Here are various concerns that people have had in this area in the past.
I'm neither indicating agreement nor disagreement with any of these
points, only listing them to provoke thought about some of the things
people have raised before.

* Including long legal texts in debian/copyright, particularly if one
  wants to format them for copyright-format, is tedious and annoying and
  doesn't benefit our users in any significant way, and therefore we
  should include as many licenses as possible in common-licenses to spare
  people that work.

* common-licenses consumes disk space on every installed Debian system of
  any size, and therefore should be kept small to avoid wasting system
  resources.

* Every appproved DFSG license should be included in common-licenses so
  that it serves as a repository of licenses the project has approved.
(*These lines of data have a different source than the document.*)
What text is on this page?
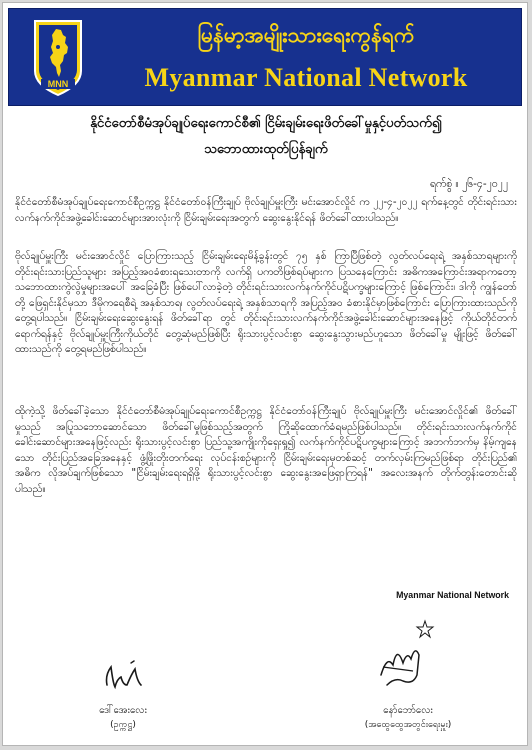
MNN
မြန်မာ့အမျိုးသားရေးကွန်ရက်
Myanmar National Network
နိုင်ငံတော်စီမံအုပ်ချုပ်ရေးကောင်စီ၏ ငြိမ်းချမ်းရေးဖိတ်ခေါ်မှုနှင့်ပတ်သက်၍
သဘောထားထုတ်ပြန်ချက်
ရက်စွဲ ။ ၂၆-၄-၂၀၂၂
နိုင်ငံတော်စီမံအုပ်ချုပ်ရေးကောင်စီဥက္ကဋ္ဌ နိုင်ငံတော်ဝန်ကြီးချုပ် ဗိုလ်ချုပ်မှူးကြီး မင်းအောင်လှိုင် က ၂၂-၄-၂၀၂၂ ရက်နေ့တွင် တိုင်းရင်းသားလက်နက်ကိုင်အဖွဲ့ခေါင်းဆောင်များအားလုံးကို ငြိမ်းချမ်းရေးအတွက် ဆွေးနွေးနိုင်ရန် ဖိတ်ခေါ်ထားပါသည်။
ဗိုလ်ချုပ်မှူးကြီး မင်းအောင်လှိုင် ပြောကြားသည့် ငြိမ်းချမ်းရေးမိန့်ခွန်းတွင် ၇၅ နှစ် ကြာပြီဖြစ်တဲ့ လွတ်လပ်ရေးရဲ့ အနှစ်သာရများကို တိုင်းရင်းသားပြည်သူများ အပြည့်အဝခံစားရသေးတာကို လက်ရှိ ပကတိဖြစ်ရပ်များက ပြသနေကြောင်း အဓိကအကြောင်းအရာကတော့ သဘောထားကွဲလွဲမှုများအပေါ် အခြေခံပြီး ဖြစ်ပေါ်လာခဲ့တဲ့ တိုင်းရင်းသားလက်နက်ကိုင်ပဋိပက္ခများကြောင့် ဖြစ်ကြောင်း၊ ဒါကို ကျွန်တော်တို့ ဖြေရှင်းနိုင်မှသာ ဒီမိုကရေစီရဲ့ အနှစ်သာရ၊ လွတ်လပ်ရေးရဲ့ အနှစ်သာရကို အပြည့်အဝ ခံစားနိုင်မှာဖြစ်ကြောင်း ပြောကြားထားသည်ကို တွေ့ရပါသည်။ ငြိမ်းချမ်းရေးဆွေးနွေးရန် ဖိတ်ခေါ်ရာ တွင် တိုင်းရင်းသားလက်နက်ကိုင်အဖွဲ့ခေါင်းဆောင်များအနေဖြင့် ကိုယ်တိုင်တက်ရောက်ရန်နှင့် ဗိုလ်ချုပ်မှူးကြီးကိုယ်တိုင် တွေ့ဆုံမည်ဖြစ်ပြီး ရိုးသားပွင့်လင်းစွာ ဆွေးနွေးသွားမည်ဟူသော ဖိတ်ခေါ်မှု မျိုးဖြင့် ဖိတ်ခေါ်ထားသည်ကို တွေ့ရမည်ဖြစ်ပါသည်။
ထိုကဲ့သို့ ဖိတ်ခေါ်ခဲ့သော နိုင်ငံတော်စီမံအုပ်ချုပ်ရေးကောင်စီဥက္ကဋ္ဌ နိုင်ငံတော်ဝန်ကြီးချုပ် ဗိုလ်ချုပ်မှူးကြီး မင်းအောင်လှိုင်၏ ဖိတ်ခေါ်မှုသည် အပြုသဘောဆောင်သော ဖိတ်ခေါ်မှုဖြစ်သည့်အတွက် ကြိုဆိုထောက်ခံရမည်ဖြစ်ပါသည်။ တိုင်းရင်းသားလက်နက်ကိုင် ခေါင်းဆောင်များအနေဖြင့်လည်း ရိုးသားပွင့်လင်းစွာ ပြည်သူ့အကျိုးကိုရှေးရှု၍ လက်နက်ကိုင်ပဋိပက္ခများကြောင့် အဘက်ဘက်မှ နိမ့်ကျနေသော တိုင်းပြည်အခြေအနေနှင့် ဖွံ့ဖြိုးတိုးတက်ရေး လုပ်ငန်းစဉ်များကို ငြိမ်းချမ်းရေးမှတစ်ဆင့် တက်လှမ်းကြမည်ဖြစ်ရာ တိုင်းပြည်၏ အဓိက လိုအပ်ချက်ဖြစ်သော "ငြိမ်းချမ်းရေးရရှိဖို့ ရိုးသားပွင့်လင်းစွာ ဆွေးနွေးအဖြေရှာကြရန်" အလေးအနက် တိုက်တွန်းတောင်းဆိုပါသည်။
Myanmar National Network
ဒေါ်အေးလေး
(ဥက္ကဋ္ဌ)
နော်ဘော်လေး
(အထွေထွေအတွင်းရေးမှူး)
* Including a license in common-licenses implies that the project approves
  of that license, and therefore licenses such as the LaTeX Project Public
  License 1.0, which requires renaming derived works, should not be
  included even though DFSG #4 grudgingly allows for this type of license
  term.

* All licenses explicitly mentioned in the Debian Free Software Guidelines
  should be present in common-licenses (as justification for including the
  BSD license even though the current text is specific to the Regents of
  the University of California).

In order to structure the discussion and prod people into thinking about
the implications, I will make the following straw man proposal.  This is
what I would do if the decision was entirely up to me:

Licenses will be included in common-licenses if they meet all of the
following criteria:

* The license is DFSG-free.
* Exactly the same license wording is used by all works covered by it.